Ihr bestes Ergebnis bei einer Europawahl erzielte die FDP. Entsprechend fielen die Reaktionen bei den Liberalen aus: "Keine Partei hat so zugelegt wie wir", jubelte Parteichef Westerwelle in Berlin. "Die Bürgerinnen und Bürger haben die Mitte heute gestärkt", sagte er in der FDP-Zentrale in Berlin. "Unser Ziel ist es, dass die große Koalition beendet wird." Für eine bürgerliche Mehrheit habe es heute einen "empfindlichen Rückenwind" gegeben.

Die Grünen sehen ihr Ergebnis nicht als Vorentscheidung für die Bundestagswahl. "Die Bundestagswahl ist am heutigen Tag definitiv nicht entschieden", sagte Parteichefin Claudia Roth in der ARD. "Ich bin überhaupt nicht enttäuscht über dieses Ergebnis für uns heute Abend."

Der Grünen-Spitzenkandidat für die Bundestagswahl, Jürgen Trittin, erklärte, die Grünen hätten "einen dezidiert pro-europäischen Wahlkampf geführt" und seien aus dieser Auseinandersetzung in Europa gestärkt hervorgegangen. "Wir werden eine größere Fraktion im Europäischen Parlament stellen", sagte er. Zugleich sei die Europawahl aber auch eine Ansage für die Bundestagswahl im Herbst. "Diese Wahl ist noch nicht gelaufen!", erklärte er. Seine Partei streite dafür, dritte Kraft im Land zu werden, Schwarz-Gelb zu verhindern und die Große Koalition zu beenden.

"Wir brauchen keine ideologischen Schlachten"

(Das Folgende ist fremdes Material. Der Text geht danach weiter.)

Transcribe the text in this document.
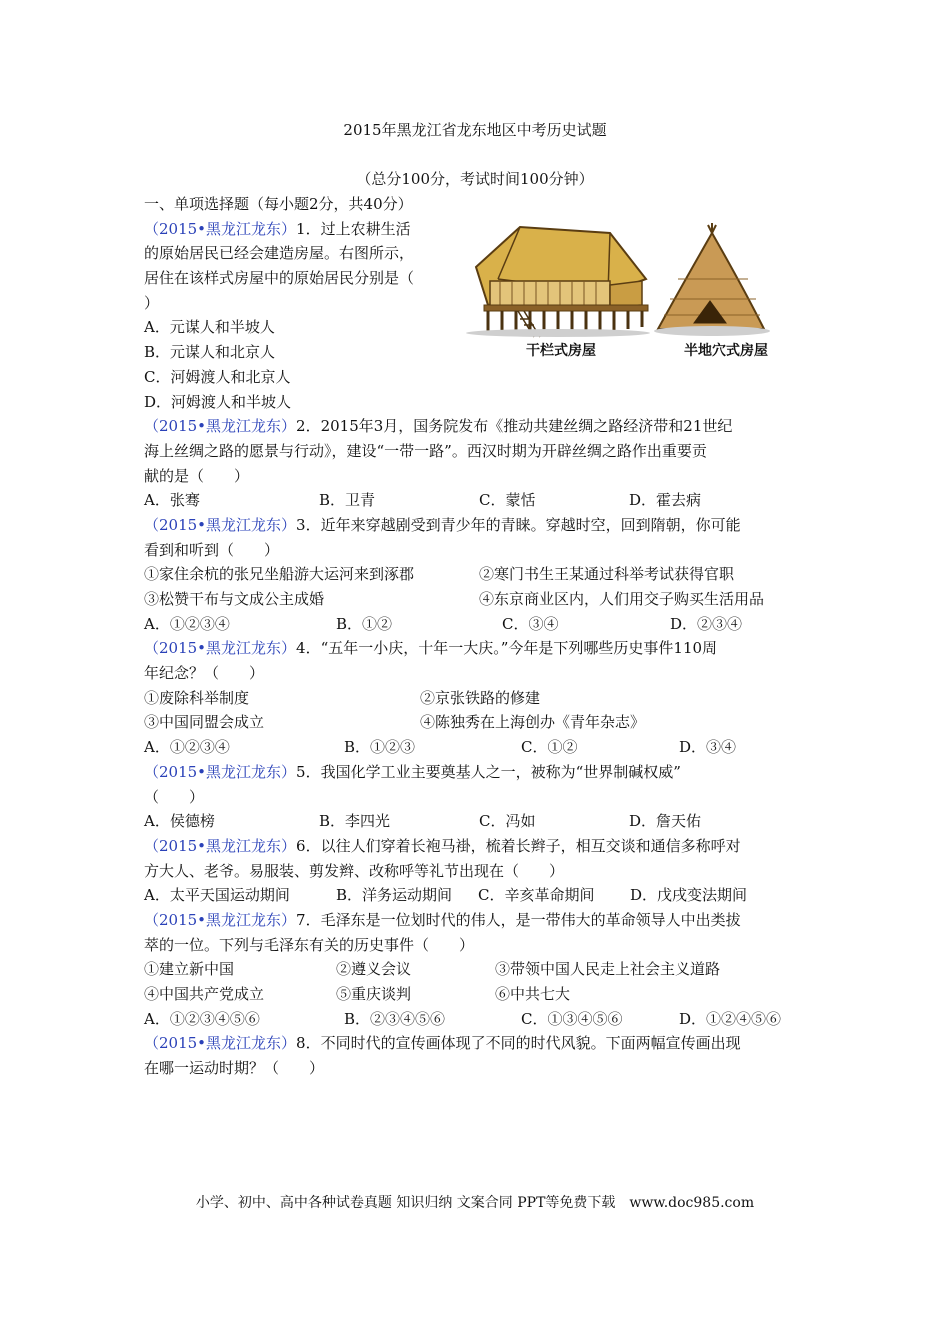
2015年黑龙江省龙东地区中考历史试题
（总分100分，考试时间100分钟）
干栏式房屋	半地穴式房屋
一、单项选择题（每小题2分，共40分）
（2015•黑龙江龙东）1．过上农耕生活
的原始居民已经会建造房屋。右图所示，
居住在该样式房屋中的原始居民分别是（
）
A．元谋人和半坡人
B．元谋人和北京人
C．河姆渡人和北京人
D．河姆渡人和半坡人
（2015•黑龙江龙东）2．2015年3月，国务院发布《推动共建丝绸之路经济带和21世纪
海上丝绸之路的愿景与行动》，建设“一带一路”。西汉时期为开辟丝绸之路作出重要贡
献的是（　　）
A．张骞	B．卫青	C．蒙恬	D．霍去病
（2015•黑龙江龙东）3．近年来穿越剧受到青少年的青睐。穿越时空，回到隋朝，你可能
看到和听到（　　）
①家住余杭的张兄坐船游大运河来到涿郡	②寒门书生王某通过科举考试获得官职
③松赞干布与文成公主成婚	④东京商业区内，人们用交子购买生活用品
A．①②③④	B．①②	C．③④	D．②③④
（2015•黑龙江龙东）4．“五年一小庆，十年一大庆。”今年是下列哪些历史事件110周
年纪念？（　　）
①废除科举制度	②京张铁路的修建
③中国同盟会成立	④陈独秀在上海创办《青年杂志》
A．①②③④	B．①②③	C．①②	D．③④
（2015•黑龙江龙东）5．我国化学工业主要奠基人之一，被称为“世界制碱权威”
（　　）
A．侯德榜	B．李四光	C．冯如	D．詹天佑
（2015•黑龙江龙东）6．以往人们穿着长袍马褂，梳着长辫子，相互交谈和通信多称呼对
方大人、老爷。易服装、剪发辫、改称呼等礼节出现在（　　）
A．太平天国运动期间	B．洋务运动期间	C．辛亥革命期间	D．戊戌变法期间
（2015•黑龙江龙东）7．毛泽东是一位划时代的伟人，是一带伟大的革命领导人中出类拔
萃的一位。下列与毛泽东有关的历史事件（　　）
①建立新中国	②遵义会议	③带领中国人民走上社会主义道路
④中国共产党成立	⑤重庆谈判	⑥中共七大
A．①②③④⑤⑥	B．②③④⑤⑥	C．①③④⑤⑥	D．①②④⑤⑥
（2015•黑龙江龙东）8．不同时代的宣传画体现了不同的时代风貌。下面两幅宣传画出现
在哪一运动时期？（　　）
小学、初中、高中各种试卷真题 知识归纳 文案合同 PPT等免费下载　www.doc985.com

Der Fraktionschef der Linken im Bundestag, Gregor Gysi, betonte, seine Partei sei neben der FDP die einzige, die zulegt habe. Es sei der Linkspartei allerdings nicht ausreichend gelungen, ihre Klientel zu mobilisieren, sagte er in der ARD. Mit Blick auf die innerparteilichen Querelen sagte er: "Wir brauchen keine ideologischen Schlachten."

Die Linke habe eine "gute Liste" für das Europaparlament aufgestellt. Es müsse auch bei den künftigen Wahlen für eine "Aufbruchstimmung" mobilisiert werden. Das eigentlich "desaströse" Ergebnis habe die SPD erzielt. Gysi bekräftigte das Ziel von zehn Prozent Stimmenanteil am 27. September. "Ich bin seit heute, was die Bundestagswahl betrifft, sehr optimistisch."

Die Spitzenkandidatin der Freien Wähler (FW) für das Europaparlament, Gabriele Pauli, zeigte sich zufrieden. Laut Hochrechnung liegen die Freien Wähler bei 6,6 Prozent in Bayern und rund zwei Prozent bundesweit. "Ich finde das Ergebnis sehr gut", sagte Pauli am Sonntagabend im Bayerischen Fernsehen. Immerhin habe die Wählergruppe aus dem Stand heraus erstmals für eine Europawahl kandidiert. Für sie sei das Thema der Beteiligung an der Bundestagswahl im Herbst "noch nicht vom Tisch", sagte Pauli.